You may be forgiven if you’ve never heard of North America’s largest edible fruit, which is the size of a mango and tastes a bit like a banana.
A native of the Ohio Valley, the fruit was a staple of the Native American diet and later cultivated by early Americans along the Eastern seaboard. George Washington liked chilled pawpaw as a dessert, Thomas Jefferson grew them at Monticello and Lewis and Clark survived off them when food ran low.
They were also popular during the Great Depression, when so many hungry Americans ate them that they became known as the “poor man’s banana.”

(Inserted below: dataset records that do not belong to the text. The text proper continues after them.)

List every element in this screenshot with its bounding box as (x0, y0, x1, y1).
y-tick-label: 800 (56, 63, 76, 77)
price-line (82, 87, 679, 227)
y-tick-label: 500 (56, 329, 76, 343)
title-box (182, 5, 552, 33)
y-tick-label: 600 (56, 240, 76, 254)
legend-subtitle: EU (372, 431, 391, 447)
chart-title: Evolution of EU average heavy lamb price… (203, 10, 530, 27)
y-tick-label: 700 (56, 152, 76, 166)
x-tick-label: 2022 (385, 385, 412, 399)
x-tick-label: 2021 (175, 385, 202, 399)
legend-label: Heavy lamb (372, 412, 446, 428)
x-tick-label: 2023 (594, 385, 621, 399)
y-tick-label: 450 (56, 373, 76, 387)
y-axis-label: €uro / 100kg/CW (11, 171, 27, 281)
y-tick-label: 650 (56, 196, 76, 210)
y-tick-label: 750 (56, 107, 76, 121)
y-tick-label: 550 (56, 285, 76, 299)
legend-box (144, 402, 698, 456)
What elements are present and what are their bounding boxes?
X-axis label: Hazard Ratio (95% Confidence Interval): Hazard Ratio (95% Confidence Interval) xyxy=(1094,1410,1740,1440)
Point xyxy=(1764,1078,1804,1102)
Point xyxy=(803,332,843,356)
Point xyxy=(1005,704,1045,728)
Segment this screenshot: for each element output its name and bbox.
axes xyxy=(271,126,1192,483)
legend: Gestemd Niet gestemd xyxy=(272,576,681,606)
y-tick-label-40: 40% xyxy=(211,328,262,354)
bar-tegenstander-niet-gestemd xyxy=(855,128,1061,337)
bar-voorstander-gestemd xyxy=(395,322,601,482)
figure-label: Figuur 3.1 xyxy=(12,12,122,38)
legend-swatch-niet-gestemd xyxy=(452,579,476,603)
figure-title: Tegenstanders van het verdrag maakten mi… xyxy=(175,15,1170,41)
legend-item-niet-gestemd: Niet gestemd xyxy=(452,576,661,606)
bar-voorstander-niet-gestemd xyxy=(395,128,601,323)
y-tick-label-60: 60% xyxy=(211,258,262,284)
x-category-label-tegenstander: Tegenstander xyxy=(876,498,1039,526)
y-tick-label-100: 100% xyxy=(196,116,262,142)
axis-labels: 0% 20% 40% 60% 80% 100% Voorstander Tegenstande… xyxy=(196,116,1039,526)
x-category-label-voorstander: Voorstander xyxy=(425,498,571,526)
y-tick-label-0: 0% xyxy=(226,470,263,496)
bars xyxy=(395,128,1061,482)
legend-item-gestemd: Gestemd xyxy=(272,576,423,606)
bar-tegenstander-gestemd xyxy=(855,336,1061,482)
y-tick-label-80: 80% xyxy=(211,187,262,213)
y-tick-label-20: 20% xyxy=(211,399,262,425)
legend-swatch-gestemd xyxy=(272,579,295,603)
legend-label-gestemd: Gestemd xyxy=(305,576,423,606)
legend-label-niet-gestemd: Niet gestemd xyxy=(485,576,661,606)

But the pawpaw fell out of favor during the 20th century, until plant geneticist Neal Peterson became obsessed with cultivating them commercially, starting his work on land owned by the University of Maryland. In recent years, the pawpaw has seen the start of a comeback as a delicacy sold at gourmet stores and farmers markets. The “poor man’s banana” has come full circle as the “hipster banana.”
Locally, you have a few options to try a pawpaw. You can look for it in the larger farmer’s markets in D.C., drive to a pawpaw orchard like Deep Run Farms, or join a group that forages for them in the wild, such as this one meeting on Sunday, Sept. 2.
You can search for them on foraging websites like Falling Fruit or places like the Washington Youth Garden at the National Arboretum, check out the Pawpaw Festival on Sept. 9 at the Meadowside Nature Center in Montgomery County, or find one at the Emerson Street Food Forest at 4515 Emerson St. in Hyattsville.
But wherever you find one, do yourself a favor and try a pawpaw this fall.